英子往前湊了湊,只見屏幕上顯出——你身上有竊聽器,別慌,就當做不知道。

等周說完話,你要問我去哪裡。英子盯著屏幕上的文字看了兩三遍,穩了穩心神,明了地點了點頭。

花鑫配合和溫煦的計劃,繼續跟周谷城說:「等會兒我會安排人找你做模擬畫像。」

「好的好的,沒問題。」周谷城忙不迭地回答。這時,花鑫的車已經接近市郊,朝著醫療所的方向駛去。

既然是演戲,就要演足套,花鑫傾盡滿腔的溫柔握住了溫煦的手,說:「別擔心了,有我呢。」

「我沒事。
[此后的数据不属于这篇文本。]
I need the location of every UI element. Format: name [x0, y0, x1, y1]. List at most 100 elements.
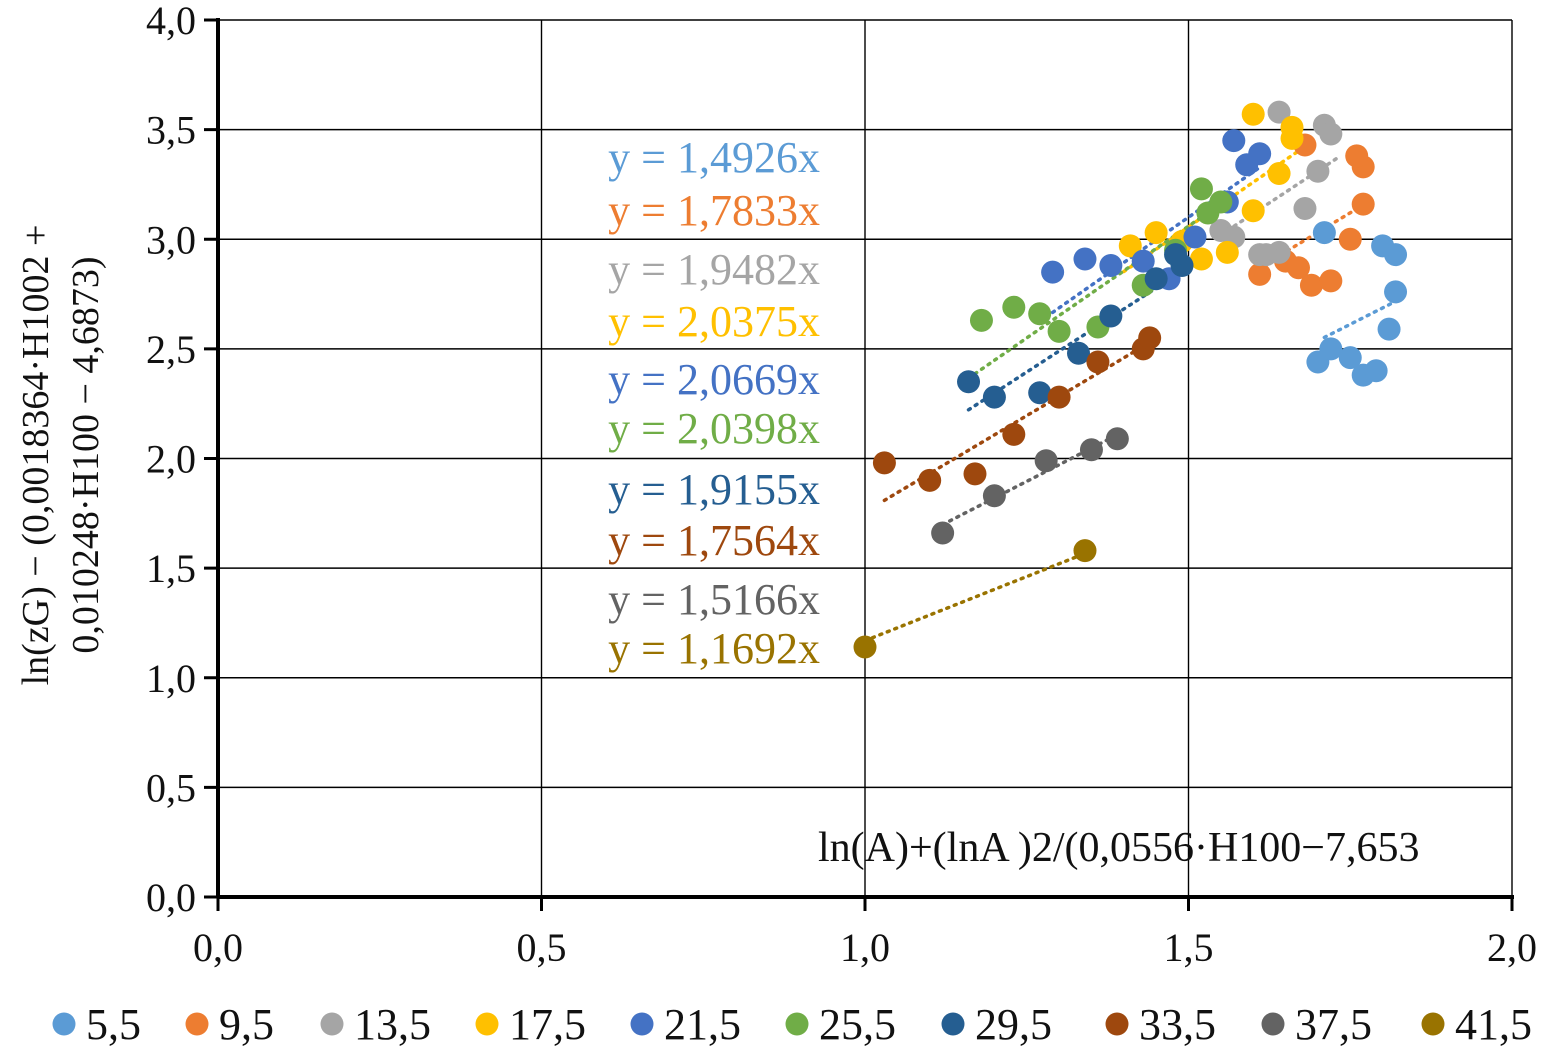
trendline-41-5 — [863, 551, 1087, 643]
x-axis-title: ln(A)+(lnA )2/(0,0556·H100−7,653 — [818, 825, 1419, 871]
data-point-29-5 — [1099, 304, 1123, 328]
data-point-29-5 — [957, 370, 981, 394]
data-point-33-5 — [1138, 326, 1162, 350]
data-point-29-5 — [1164, 243, 1188, 267]
x-tick-label: 1,5 — [1164, 925, 1214, 970]
data-point-25-5 — [1047, 319, 1071, 343]
data-point-5-5 — [1377, 317, 1401, 341]
data-point-33-5 — [918, 468, 942, 492]
data-point-37-5 — [931, 521, 955, 545]
y-axis-title-line1: ln(zG) − (0,0018364·H1002 + — [15, 225, 57, 686]
data-point-9-5 — [1299, 273, 1323, 297]
legend-label: 41,5 — [1455, 1000, 1532, 1049]
data-point-21-5 — [1222, 129, 1246, 153]
data-point-9-5 — [1248, 262, 1272, 286]
trend-equation: y = 2,0669x — [608, 355, 820, 404]
data-point-33-5 — [1086, 350, 1110, 374]
y-tick-label: 3,0 — [146, 217, 196, 262]
data-point-33-5 — [872, 451, 896, 475]
data-point-29-5 — [1144, 267, 1168, 291]
data-point-5-5 — [1312, 221, 1336, 245]
trendline-5-5 — [1322, 296, 1404, 340]
legend-label: 5,5 — [86, 1000, 141, 1049]
data-point-33-5 — [963, 462, 987, 486]
data-point-17-5 — [1118, 234, 1142, 258]
data-point-9-5 — [1319, 269, 1343, 293]
data-point-37-5 — [1105, 427, 1129, 451]
x-tick-label: 2,0 — [1487, 925, 1537, 970]
y-tick-label: 4,0 — [146, 0, 196, 43]
data-point-17-5 — [1241, 199, 1265, 223]
legend-marker — [320, 1012, 344, 1036]
legend-label: 25,5 — [819, 1000, 896, 1049]
legend-marker — [785, 1012, 809, 1036]
legend-marker — [185, 1012, 209, 1036]
legend-marker — [941, 1012, 965, 1036]
trend-equation: y = 1,9155x — [608, 465, 820, 514]
legend-marker — [475, 1012, 499, 1036]
x-tick-label: 0,0 — [193, 925, 243, 970]
point-layer — [853, 100, 1408, 659]
data-point-5-5 — [1384, 280, 1408, 304]
legend-label: 29,5 — [975, 1000, 1052, 1049]
y-axis-title-line2: 0,010248·H100 − 4,6873) — [65, 256, 107, 653]
data-point-9-5 — [1338, 227, 1362, 251]
trendline-13-5 — [1219, 156, 1340, 237]
data-point-5-5 — [1338, 346, 1362, 370]
legend-label: 21,5 — [664, 1000, 741, 1049]
data-point-21-5 — [1073, 247, 1097, 271]
data-point-21-5 — [1183, 225, 1207, 249]
data-point-33-5 — [1002, 422, 1026, 446]
data-point-13-5 — [1267, 100, 1291, 124]
trendline-layer — [863, 144, 1404, 643]
legend-marker — [1261, 1012, 1285, 1036]
data-point-33-5 — [1047, 385, 1071, 409]
data-point-25-5 — [1189, 177, 1213, 201]
data-point-25-5 — [1002, 295, 1026, 319]
legend-label: 13,5 — [354, 1000, 431, 1049]
data-point-37-5 — [1079, 438, 1103, 462]
trendline-25-5 — [973, 197, 1230, 376]
data-point-17-5 — [1215, 240, 1239, 264]
data-point-41-5 — [1073, 539, 1097, 563]
data-point-17-5 — [1189, 247, 1213, 271]
y-tick-label: 2,0 — [146, 437, 196, 482]
legend-label: 37,5 — [1295, 1000, 1372, 1049]
data-point-13-5 — [1319, 122, 1343, 146]
y-tick-label: 0,5 — [146, 765, 196, 810]
legend-marker — [1421, 1012, 1445, 1036]
data-point-9-5 — [1345, 144, 1369, 168]
data-point-37-5 — [1034, 449, 1058, 473]
data-point-17-5 — [1144, 221, 1168, 245]
data-point-9-5 — [1286, 256, 1310, 280]
legend-label: 33,5 — [1139, 1000, 1216, 1049]
x-tick-label: 1,0 — [840, 925, 890, 970]
data-point-21-5 — [1248, 142, 1272, 166]
data-point-25-5 — [1028, 302, 1052, 326]
data-point-9-5 — [1351, 192, 1375, 216]
trend-equation: y = 1,1692x — [608, 624, 820, 673]
legend-label: 17,5 — [509, 1000, 586, 1049]
trend-equation: y = 1,5166x — [608, 575, 820, 624]
y-tick-label: 1,5 — [146, 546, 196, 591]
data-point-29-5 — [1028, 381, 1052, 405]
legend: 5,5 9,5 13,5 17,5 21,5 25,5 29,5 33,5 37,5 41,5 — [52, 1000, 1532, 1049]
trend-equation: y = 1,4926x — [608, 133, 820, 182]
trend-equation: y = 2,0398x — [608, 404, 820, 453]
data-point-37-5 — [982, 484, 1006, 508]
legend-marker — [630, 1012, 654, 1036]
data-point-29-5 — [1067, 341, 1091, 365]
data-point-13-5 — [1293, 197, 1317, 221]
data-point-41-5 — [853, 635, 877, 659]
data-point-5-5 — [1319, 337, 1343, 361]
tick-label-layer: 0,0 0,5 1,0 1,5 2,0 2,5 3,0 3,5 4,0 0,0 0,5 1,0 1,5 2… — [146, 0, 1537, 970]
trend-equation: y = 1,7833x — [608, 186, 820, 235]
data-point-13-5 — [1306, 159, 1330, 183]
data-point-21-5 — [1099, 254, 1123, 278]
trend-equation: y = 1,7564x — [608, 516, 820, 565]
trend-equation: y = 2,0375x — [608, 297, 820, 346]
data-point-25-5 — [969, 308, 993, 332]
trend-equation: y = 1,9482x — [608, 245, 820, 294]
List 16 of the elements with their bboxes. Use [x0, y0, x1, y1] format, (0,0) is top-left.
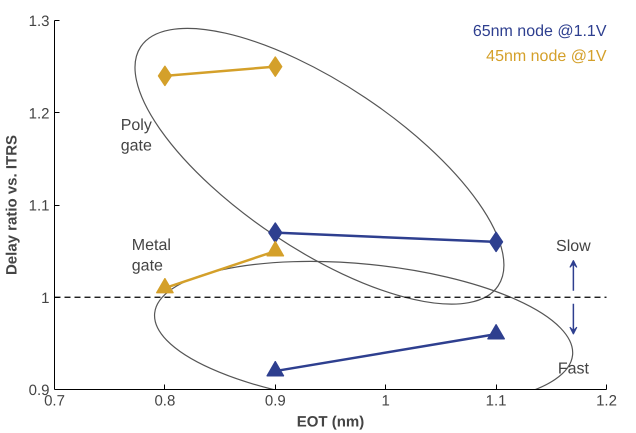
x-tick-label: 1.2	[596, 392, 617, 410]
text: 45nm node @1V	[486, 48, 607, 65]
y-tick-label: 1	[41, 290, 50, 307]
annotation: Slow	[556, 238, 592, 256]
y-axis-title: Delay ratio vs. ITRS	[4, 134, 21, 276]
x-tick-label: 0.8	[154, 392, 176, 410]
x-tick-label: 1	[382, 392, 390, 410]
y-tick-label: 1.2	[28, 105, 50, 122]
y-tick-label: 1.3	[28, 13, 50, 30]
x-axis-title: EOT (nm)	[296, 414, 364, 430]
text: 65nm node @1.1V	[472, 23, 607, 40]
x-tick-label: 1.1	[486, 392, 507, 410]
x-tick-label: 0.9	[264, 392, 286, 410]
y-tick-label: 1.1	[28, 198, 50, 214]
annotation: Poly gate	[120, 117, 152, 155]
annotation: Metal gate	[132, 237, 171, 274]
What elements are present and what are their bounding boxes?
」溫煦保持著表面上的平靜,言罷,轉回頭看眼英子,英子心領神會,馬上就問:「煦哥,咱們這是去哪啊?」

「醫院。」溫煦說,

「先把奶奶安頓好,給你們做個全面檢查。」

「你,你陪著我們不?」英子的演技不但可圈可點,甚至還能即興發揮,溫煦差點忍不住給她點個贊!

溫煦的目光落在英子身上,藏著竊聽器的部位:「奶奶脫離危險之前,我不會走的。」與此同時。

被綁架的黎月夕還坐在車裡,他看了眼傳出溫煦聲音的音箱,又看了眼正在開車的男人,不疼不癢地說:「你讓我聽竊聽內容,不大好。」男人冷笑了一聲:「我只有兩隻耳朵。」黎月夕看到男人點了點左耳,意識到這個人的左耳上應該戴著無線耳機,所以不能再用右耳。

很快,又有被竊聽的聲音傳出來,這一次還是溫煦的聲音:「老闆,我的車停在前面,就在地鐵站對面。換車,跑車太窄了。」花鑫:「好的。」男人咂了咂舌,說道:「他們到了晚霞路地鐵站附近,看樣子應該是去和美醫院,不用顧忌溫煦了,盯緊花鑫。我再有五分鐘達到指定地點,讓老闆簽收包裹。」男人專註地跟同夥溝通,並沒有看到黎月夕的眼睛里閃過一抹嘲諷的笑意。